Just a bit later I had to touch my very good friend Lester Michaels, a fine young fellow who had been a star football player on our company team, and a good piano player who entertained us when such an instrument was available. He went walking past me in Fismes, bent well over. “Keep down, Mike,” I said. “There’s a sniper shooting through here.”
Just then Mike fell, with a look of astonishment on his face. “What’s the matter, Mike?” I asked.
He replied: “They’ve got me,” shook a few times and lay dead upon his face with his legs spread apart – shot through the heart.
He lay there for more than a day. There was a terriﬁc battle on and we had no chance to help the wounded – certainly not the dead. I was running short of ammunition and I needed the cartridges in Mike’s belt. I tried to unfasten his belt, but I could not reach it.

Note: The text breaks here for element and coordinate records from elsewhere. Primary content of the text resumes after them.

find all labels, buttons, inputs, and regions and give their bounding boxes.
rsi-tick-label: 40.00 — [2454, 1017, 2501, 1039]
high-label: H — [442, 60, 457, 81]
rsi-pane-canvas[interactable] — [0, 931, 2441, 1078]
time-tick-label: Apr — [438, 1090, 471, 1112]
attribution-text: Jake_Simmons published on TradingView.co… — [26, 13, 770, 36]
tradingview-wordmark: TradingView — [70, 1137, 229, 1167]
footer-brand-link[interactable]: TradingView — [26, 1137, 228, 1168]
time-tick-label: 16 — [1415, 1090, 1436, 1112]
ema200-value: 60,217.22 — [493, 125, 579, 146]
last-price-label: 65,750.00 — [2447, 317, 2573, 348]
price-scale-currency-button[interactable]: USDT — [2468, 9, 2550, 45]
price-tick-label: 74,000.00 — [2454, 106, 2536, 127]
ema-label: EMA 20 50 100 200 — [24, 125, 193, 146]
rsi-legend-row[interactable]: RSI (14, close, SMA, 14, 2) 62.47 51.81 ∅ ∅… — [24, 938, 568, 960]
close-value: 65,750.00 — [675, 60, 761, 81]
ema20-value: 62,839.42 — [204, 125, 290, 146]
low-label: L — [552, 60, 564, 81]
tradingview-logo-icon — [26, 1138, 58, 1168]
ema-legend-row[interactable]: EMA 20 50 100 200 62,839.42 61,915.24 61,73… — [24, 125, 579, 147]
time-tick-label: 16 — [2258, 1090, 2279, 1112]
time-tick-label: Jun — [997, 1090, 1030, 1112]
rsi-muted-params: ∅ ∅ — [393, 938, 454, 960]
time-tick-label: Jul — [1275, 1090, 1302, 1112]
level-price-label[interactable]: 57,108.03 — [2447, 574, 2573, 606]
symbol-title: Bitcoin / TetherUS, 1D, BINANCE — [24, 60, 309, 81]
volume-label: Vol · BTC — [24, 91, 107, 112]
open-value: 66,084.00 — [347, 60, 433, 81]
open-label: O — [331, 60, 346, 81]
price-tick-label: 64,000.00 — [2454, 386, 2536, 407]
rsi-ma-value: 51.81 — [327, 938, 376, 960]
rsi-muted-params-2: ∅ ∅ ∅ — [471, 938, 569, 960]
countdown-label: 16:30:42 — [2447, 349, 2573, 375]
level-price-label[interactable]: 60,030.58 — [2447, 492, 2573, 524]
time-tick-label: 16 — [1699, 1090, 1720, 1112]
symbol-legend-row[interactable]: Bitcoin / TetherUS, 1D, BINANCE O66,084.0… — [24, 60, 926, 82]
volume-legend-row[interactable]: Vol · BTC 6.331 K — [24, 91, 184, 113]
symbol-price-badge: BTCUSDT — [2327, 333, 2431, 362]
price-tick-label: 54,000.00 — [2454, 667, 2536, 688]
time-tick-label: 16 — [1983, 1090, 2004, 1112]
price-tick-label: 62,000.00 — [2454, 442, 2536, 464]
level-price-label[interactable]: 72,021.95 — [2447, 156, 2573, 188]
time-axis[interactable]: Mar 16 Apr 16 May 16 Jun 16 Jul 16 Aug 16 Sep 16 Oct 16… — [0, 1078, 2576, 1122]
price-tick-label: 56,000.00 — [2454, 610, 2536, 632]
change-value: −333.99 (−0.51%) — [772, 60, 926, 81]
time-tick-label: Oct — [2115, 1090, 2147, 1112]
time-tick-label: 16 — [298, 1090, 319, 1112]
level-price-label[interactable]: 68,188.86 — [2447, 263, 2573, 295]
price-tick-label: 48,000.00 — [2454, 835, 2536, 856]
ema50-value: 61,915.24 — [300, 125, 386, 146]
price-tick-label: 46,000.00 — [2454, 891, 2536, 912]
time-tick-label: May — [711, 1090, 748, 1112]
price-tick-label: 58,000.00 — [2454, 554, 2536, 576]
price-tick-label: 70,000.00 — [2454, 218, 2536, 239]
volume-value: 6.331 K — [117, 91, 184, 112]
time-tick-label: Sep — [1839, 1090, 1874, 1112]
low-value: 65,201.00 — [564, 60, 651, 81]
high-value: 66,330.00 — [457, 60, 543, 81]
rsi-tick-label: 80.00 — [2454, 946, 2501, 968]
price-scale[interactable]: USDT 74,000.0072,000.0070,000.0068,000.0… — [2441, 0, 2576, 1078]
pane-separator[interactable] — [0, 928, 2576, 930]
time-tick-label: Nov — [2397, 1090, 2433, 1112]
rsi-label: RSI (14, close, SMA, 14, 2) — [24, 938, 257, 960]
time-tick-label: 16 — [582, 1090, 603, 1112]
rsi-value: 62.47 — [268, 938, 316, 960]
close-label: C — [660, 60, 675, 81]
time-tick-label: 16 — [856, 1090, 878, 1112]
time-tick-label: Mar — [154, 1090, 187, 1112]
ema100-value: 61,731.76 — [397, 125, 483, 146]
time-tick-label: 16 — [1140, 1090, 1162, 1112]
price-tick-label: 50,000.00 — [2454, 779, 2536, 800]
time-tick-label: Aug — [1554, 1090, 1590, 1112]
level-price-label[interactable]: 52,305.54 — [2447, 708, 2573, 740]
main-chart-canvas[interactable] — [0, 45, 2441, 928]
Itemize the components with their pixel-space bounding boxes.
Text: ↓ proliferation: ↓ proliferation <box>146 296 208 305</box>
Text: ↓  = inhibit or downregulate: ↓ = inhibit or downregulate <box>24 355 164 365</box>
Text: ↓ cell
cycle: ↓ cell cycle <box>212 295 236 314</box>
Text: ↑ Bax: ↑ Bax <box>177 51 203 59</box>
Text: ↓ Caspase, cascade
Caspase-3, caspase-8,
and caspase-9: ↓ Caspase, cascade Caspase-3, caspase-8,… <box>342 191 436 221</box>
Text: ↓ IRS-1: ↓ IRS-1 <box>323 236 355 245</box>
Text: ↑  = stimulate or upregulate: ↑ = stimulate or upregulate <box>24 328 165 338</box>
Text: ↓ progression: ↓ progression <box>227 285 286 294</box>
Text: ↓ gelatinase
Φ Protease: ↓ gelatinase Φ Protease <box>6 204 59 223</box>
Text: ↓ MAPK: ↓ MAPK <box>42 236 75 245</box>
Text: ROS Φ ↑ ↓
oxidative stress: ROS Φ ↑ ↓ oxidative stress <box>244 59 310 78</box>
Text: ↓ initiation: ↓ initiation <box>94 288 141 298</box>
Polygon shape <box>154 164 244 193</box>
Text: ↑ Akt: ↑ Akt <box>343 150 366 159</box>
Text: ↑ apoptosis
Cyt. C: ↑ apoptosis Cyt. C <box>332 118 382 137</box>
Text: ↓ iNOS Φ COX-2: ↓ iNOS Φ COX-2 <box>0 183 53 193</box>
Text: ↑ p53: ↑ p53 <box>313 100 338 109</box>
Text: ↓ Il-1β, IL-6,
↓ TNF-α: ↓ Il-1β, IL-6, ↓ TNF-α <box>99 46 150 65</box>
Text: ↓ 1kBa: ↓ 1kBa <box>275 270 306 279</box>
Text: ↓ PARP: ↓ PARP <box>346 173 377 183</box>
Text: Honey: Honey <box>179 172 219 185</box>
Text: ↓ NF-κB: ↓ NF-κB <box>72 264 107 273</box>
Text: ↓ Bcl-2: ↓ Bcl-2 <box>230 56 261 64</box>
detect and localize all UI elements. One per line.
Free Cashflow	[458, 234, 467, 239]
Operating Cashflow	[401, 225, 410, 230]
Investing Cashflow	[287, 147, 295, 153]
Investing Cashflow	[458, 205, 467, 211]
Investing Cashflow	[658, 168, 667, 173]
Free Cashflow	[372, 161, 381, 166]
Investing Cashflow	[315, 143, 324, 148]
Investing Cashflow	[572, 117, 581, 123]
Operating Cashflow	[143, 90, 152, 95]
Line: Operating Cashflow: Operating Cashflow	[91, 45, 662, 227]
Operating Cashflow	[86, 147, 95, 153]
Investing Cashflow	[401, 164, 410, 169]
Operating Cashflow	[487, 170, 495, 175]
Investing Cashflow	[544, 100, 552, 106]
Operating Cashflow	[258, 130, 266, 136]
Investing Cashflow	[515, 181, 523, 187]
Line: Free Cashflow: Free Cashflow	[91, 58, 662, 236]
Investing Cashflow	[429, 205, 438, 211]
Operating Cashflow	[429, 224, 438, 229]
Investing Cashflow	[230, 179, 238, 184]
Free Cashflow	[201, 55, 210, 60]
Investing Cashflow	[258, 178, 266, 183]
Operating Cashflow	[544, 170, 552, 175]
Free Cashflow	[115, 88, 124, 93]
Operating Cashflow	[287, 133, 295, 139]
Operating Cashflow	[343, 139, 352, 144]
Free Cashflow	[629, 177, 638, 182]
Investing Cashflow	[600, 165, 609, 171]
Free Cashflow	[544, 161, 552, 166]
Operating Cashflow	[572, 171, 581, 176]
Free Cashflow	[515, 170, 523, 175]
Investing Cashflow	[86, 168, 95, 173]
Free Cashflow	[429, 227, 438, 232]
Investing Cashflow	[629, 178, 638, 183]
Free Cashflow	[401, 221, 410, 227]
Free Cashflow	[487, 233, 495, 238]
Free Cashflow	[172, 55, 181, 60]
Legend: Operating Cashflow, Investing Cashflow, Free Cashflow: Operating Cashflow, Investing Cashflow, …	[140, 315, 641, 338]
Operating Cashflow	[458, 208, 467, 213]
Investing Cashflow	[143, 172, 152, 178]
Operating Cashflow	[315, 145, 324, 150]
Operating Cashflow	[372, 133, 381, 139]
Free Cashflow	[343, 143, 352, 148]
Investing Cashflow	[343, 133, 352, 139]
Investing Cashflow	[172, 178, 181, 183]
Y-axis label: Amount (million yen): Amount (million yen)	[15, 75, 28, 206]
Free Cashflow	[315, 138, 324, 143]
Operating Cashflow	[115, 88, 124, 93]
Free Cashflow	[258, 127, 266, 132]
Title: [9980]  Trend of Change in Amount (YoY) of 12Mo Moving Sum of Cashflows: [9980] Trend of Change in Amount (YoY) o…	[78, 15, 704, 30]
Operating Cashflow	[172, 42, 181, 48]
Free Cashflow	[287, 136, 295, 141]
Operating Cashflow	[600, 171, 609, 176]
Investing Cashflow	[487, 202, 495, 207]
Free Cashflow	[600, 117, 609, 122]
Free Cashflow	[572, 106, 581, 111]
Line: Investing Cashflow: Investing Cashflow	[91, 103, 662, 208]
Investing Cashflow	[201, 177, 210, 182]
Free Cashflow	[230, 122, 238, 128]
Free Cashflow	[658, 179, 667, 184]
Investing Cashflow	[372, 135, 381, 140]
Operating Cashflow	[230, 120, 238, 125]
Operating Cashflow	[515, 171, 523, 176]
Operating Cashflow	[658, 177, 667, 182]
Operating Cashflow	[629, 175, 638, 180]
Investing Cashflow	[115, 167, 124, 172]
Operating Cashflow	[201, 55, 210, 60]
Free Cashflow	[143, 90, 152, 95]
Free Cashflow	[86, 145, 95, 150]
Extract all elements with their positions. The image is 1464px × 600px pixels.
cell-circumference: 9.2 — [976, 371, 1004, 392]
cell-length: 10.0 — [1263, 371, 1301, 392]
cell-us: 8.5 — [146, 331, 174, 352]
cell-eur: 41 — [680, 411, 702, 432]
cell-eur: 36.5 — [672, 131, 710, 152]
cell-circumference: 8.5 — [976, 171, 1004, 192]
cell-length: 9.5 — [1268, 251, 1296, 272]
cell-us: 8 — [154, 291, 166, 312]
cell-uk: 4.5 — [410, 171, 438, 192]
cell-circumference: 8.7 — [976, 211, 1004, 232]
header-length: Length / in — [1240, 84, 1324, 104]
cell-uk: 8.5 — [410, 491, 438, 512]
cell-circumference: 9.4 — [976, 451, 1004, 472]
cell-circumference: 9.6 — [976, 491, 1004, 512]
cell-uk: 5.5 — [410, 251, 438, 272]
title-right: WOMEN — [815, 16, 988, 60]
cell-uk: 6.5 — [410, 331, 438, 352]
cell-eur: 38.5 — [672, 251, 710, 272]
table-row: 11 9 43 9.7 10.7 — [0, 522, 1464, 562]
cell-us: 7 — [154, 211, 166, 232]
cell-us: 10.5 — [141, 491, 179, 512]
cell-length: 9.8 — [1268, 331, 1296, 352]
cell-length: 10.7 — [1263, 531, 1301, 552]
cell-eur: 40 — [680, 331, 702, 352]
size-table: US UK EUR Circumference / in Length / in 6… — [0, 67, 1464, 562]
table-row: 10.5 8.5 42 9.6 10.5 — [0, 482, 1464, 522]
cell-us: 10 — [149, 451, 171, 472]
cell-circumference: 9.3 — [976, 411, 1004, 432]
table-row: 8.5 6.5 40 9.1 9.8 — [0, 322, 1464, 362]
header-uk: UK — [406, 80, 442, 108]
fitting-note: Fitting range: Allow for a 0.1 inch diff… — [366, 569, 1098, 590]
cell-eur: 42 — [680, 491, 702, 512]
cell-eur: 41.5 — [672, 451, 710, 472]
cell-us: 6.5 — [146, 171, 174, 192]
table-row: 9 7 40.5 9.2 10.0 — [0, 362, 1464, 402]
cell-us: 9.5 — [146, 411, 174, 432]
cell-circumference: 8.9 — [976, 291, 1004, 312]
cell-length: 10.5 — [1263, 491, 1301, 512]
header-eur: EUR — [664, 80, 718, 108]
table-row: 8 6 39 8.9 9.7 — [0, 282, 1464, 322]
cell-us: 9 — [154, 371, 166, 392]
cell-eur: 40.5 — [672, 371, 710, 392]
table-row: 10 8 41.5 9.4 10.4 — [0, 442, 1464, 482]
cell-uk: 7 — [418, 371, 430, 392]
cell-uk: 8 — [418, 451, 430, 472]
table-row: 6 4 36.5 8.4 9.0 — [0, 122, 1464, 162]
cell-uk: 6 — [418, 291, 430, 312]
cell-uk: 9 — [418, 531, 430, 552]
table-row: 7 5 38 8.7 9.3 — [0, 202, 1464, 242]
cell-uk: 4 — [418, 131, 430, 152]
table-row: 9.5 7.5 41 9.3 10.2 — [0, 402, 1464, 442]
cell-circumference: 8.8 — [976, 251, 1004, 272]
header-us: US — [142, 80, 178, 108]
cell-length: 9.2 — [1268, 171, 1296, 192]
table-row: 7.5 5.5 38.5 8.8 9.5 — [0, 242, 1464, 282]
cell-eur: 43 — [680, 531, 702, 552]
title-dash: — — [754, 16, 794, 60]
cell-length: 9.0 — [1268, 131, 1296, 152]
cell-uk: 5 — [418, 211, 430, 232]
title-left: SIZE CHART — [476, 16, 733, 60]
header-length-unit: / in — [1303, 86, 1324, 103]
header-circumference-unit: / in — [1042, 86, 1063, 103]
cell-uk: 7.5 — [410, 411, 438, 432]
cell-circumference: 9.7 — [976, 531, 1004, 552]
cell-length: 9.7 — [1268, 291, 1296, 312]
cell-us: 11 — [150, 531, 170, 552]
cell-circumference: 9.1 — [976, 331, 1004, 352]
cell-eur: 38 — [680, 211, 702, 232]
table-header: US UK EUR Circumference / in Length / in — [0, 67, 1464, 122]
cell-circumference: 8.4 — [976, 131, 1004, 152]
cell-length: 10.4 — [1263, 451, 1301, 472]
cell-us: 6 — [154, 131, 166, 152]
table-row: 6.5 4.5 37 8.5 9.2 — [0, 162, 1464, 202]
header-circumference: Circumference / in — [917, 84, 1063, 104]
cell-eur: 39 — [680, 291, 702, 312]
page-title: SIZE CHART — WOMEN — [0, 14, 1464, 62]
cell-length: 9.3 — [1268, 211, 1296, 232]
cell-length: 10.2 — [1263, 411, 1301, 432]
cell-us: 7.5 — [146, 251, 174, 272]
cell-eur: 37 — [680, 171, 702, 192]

Finally I had to turn him completely over. It was quite an effort owing to the spread-eagle manner in which he lay. His body was hard and cold, and I saw his dead face – difficult to describe the feeling I had. But necessity demanded that I unloosen his belt and take his ammunition and still later his identification tag. After the war I heard from his relatives who wanted to know exactly how he had died.
There are many people who sought this information. They liked to know whether the soldier was killed by shell fire, whether while fighting hand to hand, while running to the attack, or in some phase of defensive work. It was hard to touch these dead men at first.
My people at home, hearing of what I was passing through, expected me to come back hard, brutal, callous, careless. But I didn’t even want to take a dead mouse out of a trap when I was home. Yet over there I buried 78 men one morning.
I didn’t dig the holes for them, of course, but I did take their personal belongings from them to return to their people – their rings, trinkets, letters and identification tags. They were shot up in a great variety of ways, and it was not pleasant, but I managed to eat my quota of bread and meat when it came up, with no opportunity to wash my hands.